Due to its complex air conditioning system, the Museum of the 20th Century will use four times as much energy as a nearby museum that was built in the 1800s, according to calculations by sustainable conservation expert Stefan Simon.
In the face of Germany's mounting energy crisis, this makes the building "an environmental disgrace", said low-carbon architecture expert Philip Oldfield.
"Again we see some architects – at the exact time they should be stepping up to create the most energy-efficient buildings possible – instead creating gas-guzzling designs that put the climate agenda as the lowest priority," he told Dezeen.
The museum, which will be connected to Mies van der Rohe's Neue Nationalgalerie via an underground tunnel, also relies heavily on emissions-intensive concrete in its subterranean construction.
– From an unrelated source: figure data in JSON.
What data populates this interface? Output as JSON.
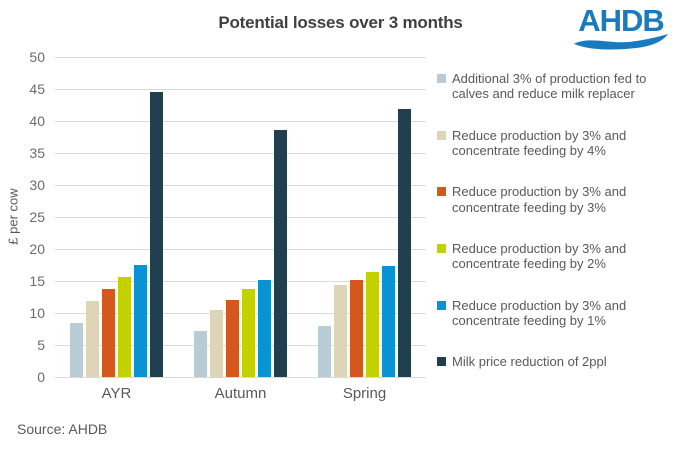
{
  "title": "Potential losses over 3 months",
  "source": "Source: AHDB",
  "logo": {
    "text": "AHDB",
    "color": "#1a7abf"
  },
  "colors": {
    "gridline": "#d9d9d9",
    "axis_tick_text": "#6b6b6b",
    "body_text": "#595959",
    "title_text": "#404040",
    "background": "#ffffff"
  },
  "chart_data": {
    "type": "bar",
    "title": "Potential losses over 3 months",
    "xlabel": "",
    "ylabel": "£ per cow",
    "ylim": [
      0,
      50
    ],
    "ytick_step": 5,
    "yticks": [
      0,
      5,
      10,
      15,
      20,
      25,
      30,
      35,
      40,
      45,
      50
    ],
    "grid": true,
    "legend_position": "right",
    "categories": [
      "AYR",
      "Autumn",
      "Spring"
    ],
    "series": [
      {
        "name": "Additional 3% of production fed to calves and reduce milk replacer",
        "color": "#b9cbd5",
        "values": [
          8.5,
          7.2,
          8.0
        ]
      },
      {
        "name": "Reduce production by 3% and concentrate feeding by 4%",
        "color": "#ded5b6",
        "values": [
          11.9,
          10.5,
          14.3
        ]
      },
      {
        "name": "Reduce production by 3% and concentrate feeding by 3%",
        "color": "#d4571e",
        "values": [
          13.8,
          12.1,
          15.2
        ]
      },
      {
        "name": "Reduce production by 3% and concentrate feeding by 2%",
        "color": "#c3d100",
        "values": [
          15.6,
          13.8,
          16.4
        ]
      },
      {
        "name": "Reduce production by 3% and concentrate feeding by 1%",
        "color": "#0993d5",
        "values": [
          17.5,
          15.1,
          17.3
        ]
      },
      {
        "name": "Milk price reduction of 2ppl",
        "color": "#20404f",
        "values": [
          44.5,
          38.6,
          41.9
        ]
      }
    ]
  }
}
German art expert Tobias Timm has dubbed the building a "monument to the fossil-fuel age" and called on the government to temporarily pause construction of the publicly-funded building so that it can be redesigned.
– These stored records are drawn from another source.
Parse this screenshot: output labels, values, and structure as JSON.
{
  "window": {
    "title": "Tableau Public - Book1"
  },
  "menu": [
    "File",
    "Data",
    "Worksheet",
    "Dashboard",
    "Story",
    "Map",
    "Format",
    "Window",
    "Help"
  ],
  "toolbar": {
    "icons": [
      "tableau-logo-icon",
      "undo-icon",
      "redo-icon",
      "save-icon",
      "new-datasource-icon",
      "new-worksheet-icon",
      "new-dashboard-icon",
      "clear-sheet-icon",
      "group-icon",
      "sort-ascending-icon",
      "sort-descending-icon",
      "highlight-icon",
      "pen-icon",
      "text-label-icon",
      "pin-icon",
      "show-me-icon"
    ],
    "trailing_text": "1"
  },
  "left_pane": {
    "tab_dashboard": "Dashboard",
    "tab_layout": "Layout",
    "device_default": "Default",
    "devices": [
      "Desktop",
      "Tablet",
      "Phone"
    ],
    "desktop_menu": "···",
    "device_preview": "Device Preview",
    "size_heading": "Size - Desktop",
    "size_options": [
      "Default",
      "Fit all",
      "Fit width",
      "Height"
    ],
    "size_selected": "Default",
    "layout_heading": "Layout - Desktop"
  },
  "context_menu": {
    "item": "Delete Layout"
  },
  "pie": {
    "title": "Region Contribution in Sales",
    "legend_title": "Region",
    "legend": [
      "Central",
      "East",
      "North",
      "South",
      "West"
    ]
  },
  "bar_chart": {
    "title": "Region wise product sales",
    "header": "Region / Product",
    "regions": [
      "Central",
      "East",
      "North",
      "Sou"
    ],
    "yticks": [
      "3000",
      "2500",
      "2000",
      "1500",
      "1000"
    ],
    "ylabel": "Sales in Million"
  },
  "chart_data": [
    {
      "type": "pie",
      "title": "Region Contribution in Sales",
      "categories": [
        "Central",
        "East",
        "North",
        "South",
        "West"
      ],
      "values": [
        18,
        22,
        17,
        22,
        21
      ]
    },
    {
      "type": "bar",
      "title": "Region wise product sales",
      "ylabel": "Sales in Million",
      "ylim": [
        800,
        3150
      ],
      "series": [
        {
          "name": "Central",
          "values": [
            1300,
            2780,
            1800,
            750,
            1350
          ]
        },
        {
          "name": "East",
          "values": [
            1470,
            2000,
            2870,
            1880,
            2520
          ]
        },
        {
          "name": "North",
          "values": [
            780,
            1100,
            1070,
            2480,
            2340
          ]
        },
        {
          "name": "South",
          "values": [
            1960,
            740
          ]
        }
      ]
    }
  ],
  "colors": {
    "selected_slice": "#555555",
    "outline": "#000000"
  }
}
Museum's budget doubled to €450 million
Set to open in 2026, the Museum of the 20th Century was designed as an extension to the Neue Nationalgalerie, recently renovated by David Chipperfield, so that together the two buildings will provide a comprehensive overview of art across the last century.
Swiss architecture studio Herzog & de Meuron revealed its competition-winning plans for the standalone building in 2016, which consist of a sprawling structure of perforated bricks topped with a gabled roof, earning the building its nickname "the barn".
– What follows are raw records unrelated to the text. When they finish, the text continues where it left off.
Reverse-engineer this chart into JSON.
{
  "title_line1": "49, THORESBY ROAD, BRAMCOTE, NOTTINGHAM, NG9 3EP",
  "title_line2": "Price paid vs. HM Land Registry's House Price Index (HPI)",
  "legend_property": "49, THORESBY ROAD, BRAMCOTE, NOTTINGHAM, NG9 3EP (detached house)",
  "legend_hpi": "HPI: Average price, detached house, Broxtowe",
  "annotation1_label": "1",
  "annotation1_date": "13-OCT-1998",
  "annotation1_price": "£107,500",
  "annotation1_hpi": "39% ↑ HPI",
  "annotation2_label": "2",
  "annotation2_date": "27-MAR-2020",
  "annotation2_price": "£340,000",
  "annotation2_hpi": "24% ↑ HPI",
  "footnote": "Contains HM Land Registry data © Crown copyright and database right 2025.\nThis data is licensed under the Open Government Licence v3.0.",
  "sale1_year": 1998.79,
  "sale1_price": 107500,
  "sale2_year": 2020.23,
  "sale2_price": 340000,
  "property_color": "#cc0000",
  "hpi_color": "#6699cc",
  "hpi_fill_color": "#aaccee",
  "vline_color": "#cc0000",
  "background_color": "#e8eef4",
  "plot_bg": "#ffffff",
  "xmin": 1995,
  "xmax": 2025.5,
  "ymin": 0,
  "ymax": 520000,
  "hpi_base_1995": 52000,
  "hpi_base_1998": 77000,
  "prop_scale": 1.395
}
The project faced criticism even before ground was broken on the museum last November, as cost projections had more than doubled from €179 million to €450 million.
Meanwhile, Germany's federal audit office found the sustainability of the design to be lacking and demanded that it be overhauled to be more energy efficient, in particular in regard to its complex air conditioning system.
This will have a "high energy requirement" and high usage costs, the audit office found, due to the fact that Herzog & de Meuron envisioned the interior to be largely open and uninterrupted by doors.
This means that huge portions of the building, including two publicly accessible "boulevards" that crisscross the building, have to be carefully climate controlled to protect the artworks, rather than just the specific rooms in which they are kept.
"The building shouldn't be difficult to make low-carbon"
As a result, the "climate killer" museum will have an energy consumption of 450 kilowatt-hours per square metre, according to Simon who is the director of the Rathgen Research Laboratory on conservation science.
That's roughly four times the amount of energy used by the nearby Altes Museum, which literally translates as "old museum" and was constructed in 1830.
"In a democracy, we cannot build a state museum that undermines the basis of life for our society," Simon told German newspaper Die Zeit.
"If this planet can no longer be inhabited by people in a hundred years due to climate change, then there will no longer be a need for museums and works of art."
"The building's design shouldn't be difficult to make low-carbon," added Oldfield.
"Separate artwork that needs precise temperature control from circulation and gathering spaces that do not. It's not difficult. But this seems to have been either ignored or simply dismissed."
The Prussian Cultural Heritage Foundation, which commissioned the museum, claims that the building's energy consumption has since been improved to 260 kilowatt-hours per square metre, which is still around twice as much as the Altes Museum.
Rooftop solar to be added
The German parliament this month granted a further €9.9 million to the project out of this year's budget in order to make the Museum of the 20th Century more sustainable.
How exactly this will be achieved is set to be announced in spring. But Herzog & de Meuron co-founder Jacques Herzog has already suggested that this will involve making use of recycled materials and photovoltaics.
"We can only change the materials to a limited extent because museums have these requirements that require a lot of concrete," he told the German public-service broadcaster ZDF.
"But we now have a lot of recycled material, recycled concrete. And the roof will be equipped with a kind of energy centre with solar panels."
Herzog & de Meuron originally dismissed the idea of a rooftop solar farm because it did not correspond to the firm's "artistic ideas", the federal audit office reported, and would be too expensive given the gabled shape of the roof.
Critics have argued that the building needs more fundamental changes, with Timm saying that adding solar panels to the building at this stage would be purely "cosmetic".
Similarly, Simon estimates that rooftop photovoltaics would only cover around 10 per cent of the building's outsized electricity demand.
The Prussian Cultural Heritage Foundation did not immediately respond to a request for comment.